Event

redlining maps

Presenter: Chris Quattro, PhD candidate, City and Regional Planning

Discussant: Akira Drake Rodriguez, Assistant Professor, City and Regional Planning

Link to join: https://upenn.zoom.us/j/97158617795


In recent years, interdisciplinary investigations on the lasting impacts of both the HOLC (Homeowner’s Loan Corporation) maps of the 1930s and zoning regulation have risen in significance and number. Academics across fields have turned their attention to the historic HOLC maps - termed “redlining maps” - and asked questions regarding its relationship to the modern distribution of important characteristics of US
cities. Similarly, questions regarding the efficacy and longevity of zoning, also largely adopted in the 1920s and 1930s, have percolated many fields.

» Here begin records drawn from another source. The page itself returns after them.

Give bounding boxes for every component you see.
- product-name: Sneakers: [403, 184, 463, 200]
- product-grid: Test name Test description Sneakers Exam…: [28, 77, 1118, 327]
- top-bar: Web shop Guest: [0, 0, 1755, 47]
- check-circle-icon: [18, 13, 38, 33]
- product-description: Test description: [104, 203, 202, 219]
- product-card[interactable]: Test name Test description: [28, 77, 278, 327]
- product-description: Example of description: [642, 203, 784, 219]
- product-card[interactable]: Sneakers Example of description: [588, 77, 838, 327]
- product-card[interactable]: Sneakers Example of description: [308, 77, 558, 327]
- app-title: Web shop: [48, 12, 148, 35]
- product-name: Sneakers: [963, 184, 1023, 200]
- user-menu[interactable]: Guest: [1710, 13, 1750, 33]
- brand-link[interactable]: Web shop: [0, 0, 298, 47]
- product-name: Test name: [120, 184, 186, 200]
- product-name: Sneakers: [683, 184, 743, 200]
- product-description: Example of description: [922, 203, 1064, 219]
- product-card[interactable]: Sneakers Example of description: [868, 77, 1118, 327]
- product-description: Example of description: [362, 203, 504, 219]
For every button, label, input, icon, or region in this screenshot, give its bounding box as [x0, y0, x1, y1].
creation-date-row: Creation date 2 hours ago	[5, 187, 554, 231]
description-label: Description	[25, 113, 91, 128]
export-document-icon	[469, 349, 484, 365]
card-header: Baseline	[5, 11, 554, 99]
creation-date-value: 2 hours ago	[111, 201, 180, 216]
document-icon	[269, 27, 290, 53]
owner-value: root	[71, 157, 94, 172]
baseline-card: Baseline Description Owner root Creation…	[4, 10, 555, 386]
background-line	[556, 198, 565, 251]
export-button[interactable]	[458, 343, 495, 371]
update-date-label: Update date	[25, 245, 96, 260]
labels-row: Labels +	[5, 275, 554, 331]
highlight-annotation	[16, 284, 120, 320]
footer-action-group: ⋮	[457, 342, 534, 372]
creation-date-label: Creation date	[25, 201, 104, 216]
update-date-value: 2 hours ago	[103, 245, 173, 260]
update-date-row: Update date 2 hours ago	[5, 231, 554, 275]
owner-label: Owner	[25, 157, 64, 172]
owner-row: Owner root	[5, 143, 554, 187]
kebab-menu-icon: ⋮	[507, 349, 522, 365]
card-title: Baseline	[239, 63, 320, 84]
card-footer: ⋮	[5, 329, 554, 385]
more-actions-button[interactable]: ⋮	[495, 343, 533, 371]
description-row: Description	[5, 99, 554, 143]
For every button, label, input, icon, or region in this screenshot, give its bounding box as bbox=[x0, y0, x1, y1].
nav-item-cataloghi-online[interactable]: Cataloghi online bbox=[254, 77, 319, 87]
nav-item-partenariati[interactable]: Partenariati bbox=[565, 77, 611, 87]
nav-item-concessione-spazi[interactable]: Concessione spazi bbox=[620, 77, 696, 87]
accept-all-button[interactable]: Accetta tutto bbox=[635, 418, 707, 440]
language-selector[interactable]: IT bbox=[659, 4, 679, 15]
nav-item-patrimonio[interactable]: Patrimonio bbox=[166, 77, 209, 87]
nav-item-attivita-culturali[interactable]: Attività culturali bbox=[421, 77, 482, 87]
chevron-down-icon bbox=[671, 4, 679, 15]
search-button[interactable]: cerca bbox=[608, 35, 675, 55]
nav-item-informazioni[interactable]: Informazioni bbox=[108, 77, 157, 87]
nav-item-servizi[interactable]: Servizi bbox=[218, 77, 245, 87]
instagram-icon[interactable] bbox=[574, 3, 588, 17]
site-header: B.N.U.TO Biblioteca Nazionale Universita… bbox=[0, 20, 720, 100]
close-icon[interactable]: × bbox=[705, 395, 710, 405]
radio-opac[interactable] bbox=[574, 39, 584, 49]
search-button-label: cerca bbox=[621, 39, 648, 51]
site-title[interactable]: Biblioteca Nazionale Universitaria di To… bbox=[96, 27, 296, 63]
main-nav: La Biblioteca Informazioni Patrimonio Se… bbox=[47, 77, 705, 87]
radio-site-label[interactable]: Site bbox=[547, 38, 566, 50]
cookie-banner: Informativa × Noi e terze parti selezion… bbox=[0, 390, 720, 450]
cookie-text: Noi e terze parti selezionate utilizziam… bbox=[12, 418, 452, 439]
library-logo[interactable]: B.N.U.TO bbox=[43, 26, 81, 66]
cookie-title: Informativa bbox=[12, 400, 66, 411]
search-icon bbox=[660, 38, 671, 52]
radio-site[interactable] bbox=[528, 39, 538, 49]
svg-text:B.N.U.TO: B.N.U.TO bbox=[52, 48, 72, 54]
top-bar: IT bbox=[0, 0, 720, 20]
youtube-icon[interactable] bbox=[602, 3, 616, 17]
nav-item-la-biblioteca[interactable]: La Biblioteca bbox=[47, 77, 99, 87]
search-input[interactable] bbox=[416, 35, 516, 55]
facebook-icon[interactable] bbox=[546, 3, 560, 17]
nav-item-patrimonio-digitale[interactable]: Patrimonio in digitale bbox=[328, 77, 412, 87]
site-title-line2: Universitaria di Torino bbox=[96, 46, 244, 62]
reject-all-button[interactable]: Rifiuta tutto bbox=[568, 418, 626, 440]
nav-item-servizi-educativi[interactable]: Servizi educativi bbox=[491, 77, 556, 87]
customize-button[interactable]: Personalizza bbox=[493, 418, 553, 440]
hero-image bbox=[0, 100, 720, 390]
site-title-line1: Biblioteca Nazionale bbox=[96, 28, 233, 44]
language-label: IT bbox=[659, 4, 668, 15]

Chris’s research joins these two important conversations by using quantitative measurements to extrapolate on the relationship between HOLC grades and modern Euclidean zoning and social demographics with supporting qualitative research to better understand the historical context of their relationship. The longevity of zoning designations and their relationships to HOLC grades nearly 100 years later may
continue to inform the questions regarding the long-term impacts of both redlining and zoning and the future for comprehensive planning and land development regulation decisions as planners consider equitable solutions to longstanding concerns.